Creating an external load balancer is still the default behavior, but fortunately there is now a way to annotate a LoadBalancer service so that Google Compute Engine will build out an internal load balancer with a private IP. When this feature was first released a couple of months ago it didn’t work right, and so we continued to wire this stuff up manually. It’s since been fixed and I was recently able to test it and confirm that it works, so now seems like a good time to take a quick look at what this can do for you. Here’s a sample service:

apiVersion: v1
kind: Service
metadata:
name: test
annotations:
cloud.google.com/load-balancer-type: "Internal"
labels:
app: test-app
spec:
type: LoadBalancer
ports:
- port: 80
targetPort: 8080
protocol: TCP
name: http
selector:
app: test-app

As you can see above the change is a simple one-liner annotation. Assuming we have some endpoints (pods) to handle this traffic, then when we create this service we will, after a minute or two, see an internal lb pointed at it:

$ kubectl get svc test
NAME TYPE CLUSTER-IP EXTERNAL-IP PORT(S) AGE
test LoadBalancer 10.3.250.65 10.130.15.192 80:31755/TCP 3m

The ‘EXTERNAL_IP’ in that column header means “outside the cluster,” and as you can see the allocated address is in the private address space of the project. Pretty cool. There are a couple of limitations to internal load balancers, however, that you should be aware of. They are regional devices and can’t handle traffic to/from vms in other regions. They are layer 4 and can’t handle http/s traffic at layer 7, meaning no virtual hosts, path-based routing, tls termination, etc. They can only handle a maximum of five ports. After that you’ll need to make another lb. That last one isn’t much of a restriction since as far as I know kubernetes will drive GCE to create a new internal lb for each service port anyway. That’s something I’ll try to test and report back on later.

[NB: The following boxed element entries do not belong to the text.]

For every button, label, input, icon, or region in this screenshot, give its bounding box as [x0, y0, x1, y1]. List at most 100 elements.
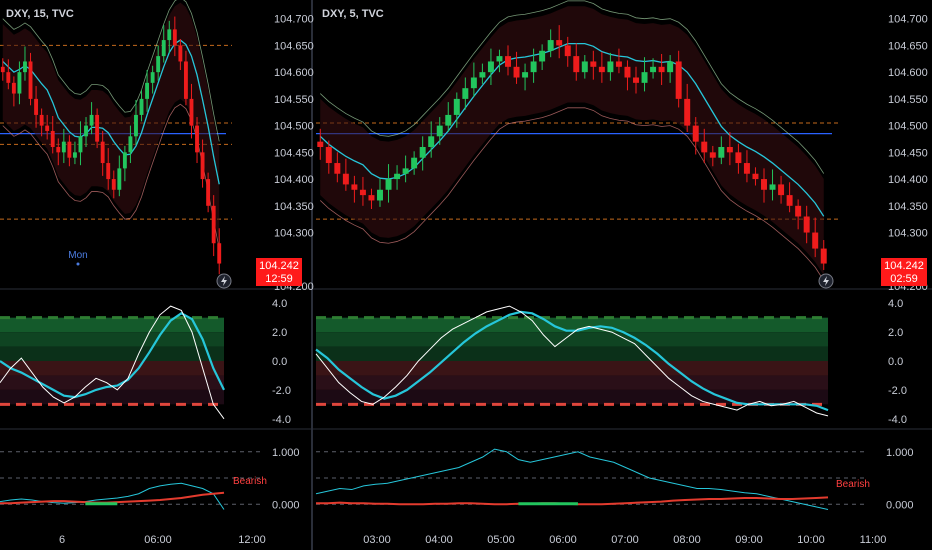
signal-red-line: [0, 491, 225, 505]
right-last-price: 104.242: [884, 260, 924, 272]
price-tick-label: 104.300: [274, 228, 314, 240]
candle-body: [633, 77, 639, 83]
left-signal-pane[interactable]: [0, 451, 264, 510]
candle-body: [530, 61, 537, 73]
left-countdown: 12:59: [265, 273, 293, 285]
signal-tick-label: 1.000: [272, 447, 300, 459]
candle-body: [778, 184, 785, 196]
time-tick-label: 07:00: [611, 534, 639, 546]
candle-body: [178, 45, 183, 62]
price-tick-label: 104.300: [888, 228, 928, 240]
session-marker-dot: [76, 262, 80, 266]
candle-body: [394, 173, 401, 180]
oscillator-zone-band: [0, 332, 224, 347]
candle-body: [675, 61, 682, 99]
candle-body: [317, 141, 324, 147]
candle-body: [496, 56, 503, 62]
candle-body: [581, 61, 588, 73]
left-price-pane[interactable]: [0, 0, 232, 275]
envelope-band: [320, 6, 824, 276]
candle-body: [752, 173, 759, 180]
price-tick-label: 104.450: [888, 147, 928, 159]
candle-body: [78, 136, 83, 153]
signal-tick-label: 0.000: [272, 499, 300, 511]
right-price-pane[interactable]: [316, 0, 838, 281]
oscillator-tick-label: 0.0: [272, 356, 287, 368]
candle-body: [726, 147, 733, 153]
candle-body: [786, 195, 793, 206]
candle-body: [342, 173, 349, 185]
right-oscillator-pane[interactable]: [315, 305, 829, 417]
right-price-axis[interactable]: 104.700 104.650 104.600 104.550 104.500 104.4…: [888, 14, 928, 293]
candle-body: [95, 114, 100, 142]
oscillator-tick-label: -2.0: [888, 385, 907, 397]
candle-body: [206, 179, 211, 206]
price-tick-label: 104.400: [274, 174, 314, 186]
candle-body: [624, 66, 631, 78]
price-tick-label: 104.550: [274, 94, 314, 106]
left-price-axis[interactable]: 104.700 104.650 104.600 104.550 104.500 104.4…: [274, 14, 314, 293]
oscillator-tick-label: -2.0: [272, 385, 291, 397]
price-tick-label: 104.650: [888, 40, 928, 52]
candle-body: [607, 61, 614, 73]
candle-body: [39, 114, 44, 126]
oscillator-tick-label: 2.0: [272, 327, 287, 339]
candle-body: [743, 163, 750, 174]
candle-body: [28, 61, 33, 99]
candle-body: [769, 184, 776, 190]
time-tick-label: 6: [59, 534, 65, 546]
chart-stage: DXY, 15, TVC DXY, 5, TVC 104.700104.6501…: [0, 0, 932, 550]
candle-body: [100, 141, 105, 164]
oscillator-tick-label: 2.0: [888, 327, 903, 339]
candle-body: [658, 66, 665, 73]
left-chart-title: DXY, 15, TVC: [6, 8, 74, 20]
candle-body: [167, 29, 172, 41]
candle-body: [50, 130, 55, 147]
signal-tick-label: 0.000: [886, 499, 914, 511]
candle-body: [156, 56, 161, 73]
signal-axis[interactable]: 1.000 1.000 0.000 0.000: [272, 447, 914, 512]
candle-body: [402, 168, 409, 174]
candle-body: [172, 29, 177, 46]
oscillator-zone-band: [0, 361, 224, 376]
candle-body: [479, 72, 486, 78]
time-tick-label: 08:00: [673, 534, 701, 546]
candle-body: [684, 98, 691, 126]
oscillator-zone-band: [316, 375, 828, 390]
time-tick-label: 03:00: [363, 534, 391, 546]
lightning-icon[interactable]: [216, 273, 232, 289]
candle-body: [735, 152, 742, 164]
candle-body: [122, 152, 127, 169]
price-tick-label: 104.500: [274, 121, 314, 133]
time-tick-label: 04:00: [425, 534, 453, 546]
right-signal-pane[interactable]: [315, 448, 868, 510]
candle-body: [368, 195, 375, 201]
candle-body: [795, 205, 802, 217]
candle-body: [590, 61, 597, 67]
right-countdown: 02:59: [890, 273, 918, 285]
candle-body: [0, 66, 5, 73]
candle-body: [709, 152, 716, 158]
lightning-icon[interactable]: [818, 273, 834, 289]
candle-body: [72, 152, 77, 158]
candle-body: [803, 216, 810, 233]
candle-body: [6, 72, 11, 83]
candle-body: [453, 98, 460, 115]
candle-body: [513, 66, 520, 78]
candle-body: [556, 40, 563, 46]
oscillator-tick-label: 4.0: [888, 298, 903, 310]
time-axis[interactable]: 6 06:00 12:00 03:00 04:00 05:00 06:00 07:00 08:0…: [59, 534, 886, 546]
candle-body: [650, 66, 657, 73]
oscillator-tick-label: 0.0: [888, 356, 903, 368]
candle-body: [325, 147, 332, 164]
left-oscillator-pane[interactable]: [0, 305, 225, 420]
signal-cyan-line: [315, 448, 829, 510]
candle-body: [89, 114, 94, 126]
candle-body: [351, 184, 358, 190]
left-last-price: 104.242: [259, 260, 299, 272]
candle-body: [641, 72, 648, 83]
time-tick-label: 09:00: [735, 534, 763, 546]
candle-body: [217, 243, 222, 264]
candle-body: [547, 40, 554, 51]
candle-body: [183, 61, 188, 99]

In any case, this is nice feature to have and will make it easier for us to spec and build out the networking stack for our kubernetes services from within our helm chart repositories, rather than having to maintain a separate terraform configuration that relies on the manual discovery of backend instance groups in order to properly configure an internal load balancer. As always when it comes to configurations less is more.